I cried out as his mouth claimed mine again.
He thrust with a worshipping rhythm—relentless and ruthless, full of respect and benediction.
If Victor asked why Henri made love to me like a husband instead of fucked me like a monster, we’d tell him this was goodbye.
Goodbye to the feelings between us.
Goodbye to the love Victor said was such a disease.
Wrapping my legs around his rocking hips, I hugged him ever so close.
We kissed, we moaned, we rocked, and writhed.
And when his lips pulled back and his cock thickened to an unbearable size inside me, he set my heart on fire.
“Come with me.” His hand burrowed between us, finding my clit and stroking me.
I gasped as his length stroked my G-spot, but I didn’t reach those soul-scratching heights. Didn’t tangle fear with lust or drown beneath right and wrong.
For the first time, sex between us was simple instead of savage, and it made me fall in so many other ways.
He rubbed me and made love to me, and when I came, the wakes and ripples felt exactly like a hazy summer’s day.

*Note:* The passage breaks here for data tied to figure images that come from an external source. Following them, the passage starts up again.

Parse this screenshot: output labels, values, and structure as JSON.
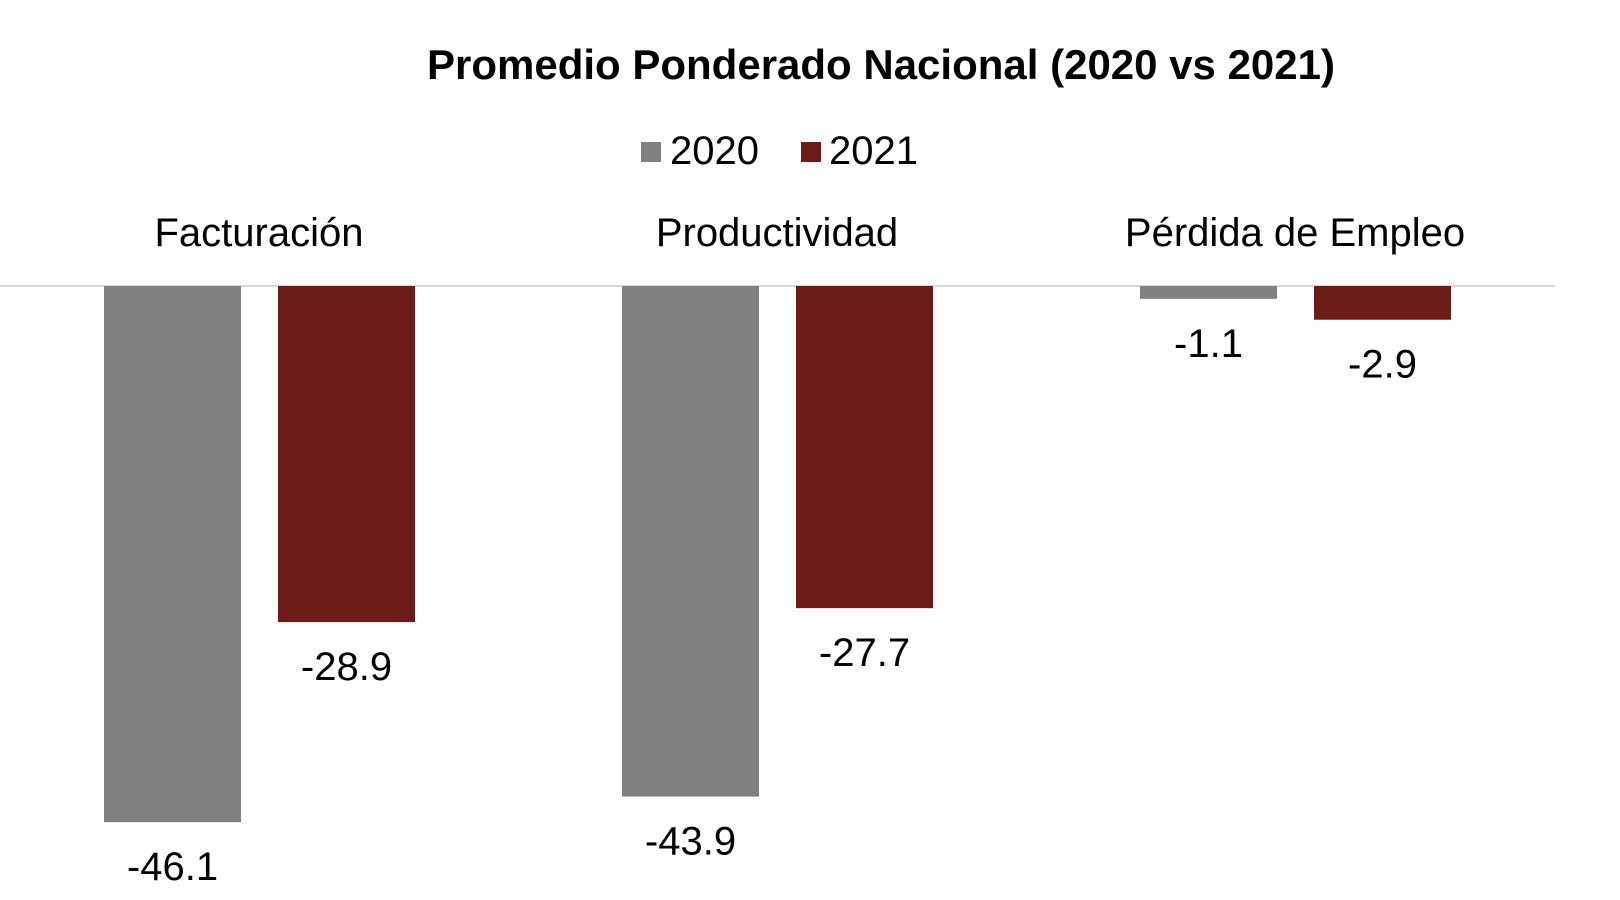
{
  "chart_data": {
    "type": "bar",
    "title": "Promedio Ponderado Nacional (2020 vs 2021)",
    "categories": [
      "Facturación",
      "Productividad",
      "Pérdida de Empleo"
    ],
    "series": [
      {
        "name": "2020",
        "color": "#808080",
        "values": [
          -46.1,
          -43.9,
          -1.1
        ],
        "labels": [
          "-46.1",
          "-43.9",
          "-1.1"
        ]
      },
      {
        "name": "2021",
        "color": "#6b1c17",
        "values": [
          -28.9,
          -27.7,
          -2.9
        ],
        "labels": [
          "-28.9",
          "-27.7",
          "-2.9"
        ]
      }
    ],
    "xlabel": "",
    "ylabel": "",
    "ylim": [
      -50,
      0
    ],
    "grid": false,
    "legend_position": "top-center",
    "axis_color": "#d9d9d9"
  }
}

“I love you,” he groaned, his spine rolling, breath catching, cock rippling with his own summer-sweet release.
This man had driven me to the depths of despair and revealed parts of myself I would never have been brave enough to explore.
But in that bedroom, on that night, I knew we would win.
We would get free.
We would save Peter and Rachel and every jewel.
It was destined.
I stroked his back as he collapsed on top of me. His cock continued to twitch inside me as he whispered, “Are you going to tell me what you, Peter, and Rachel have been up to now?”
I twisted my head, catching his soft grey eyes. “How…?”
He smirked. “I knew you three were up to something.”
“And you didn’t tattle?”
He sighed, rolled onto his side, and ripped the blankets up and over our heads.
In a tent fort hidden from the cameras, he cupped my cheek and ran his thumb beneath my eye. “I told you, little nightmare, I’m loyal. I think I loved you the moment I saw you, so no, I didn’t tattle.” He glowered at my collar. “You might wear that damn thing, but you put an invisible one on me in that club. You’ve made me feel things I’m definitely not strong enough to feel.” He shrugged sadly. “There’s a weight inside me that I can’t shed. A darkness that keeps clawing me back, but I have a purpose now. I have you…somehow.”
Cradling me with his protective arms, he whispered, “I accept your safe word, Ily. Whatever you’re planning with the jewels, I’m in. Tomorrow, I’ll be the worst of the worst all in order to save them. I won’t hold back. I’ll trust that you’re with me. And when the day comes that we can walk the fuck out of here, I’m ripping that damn collar off your throat, then spending a lifetime trying to deserve you.”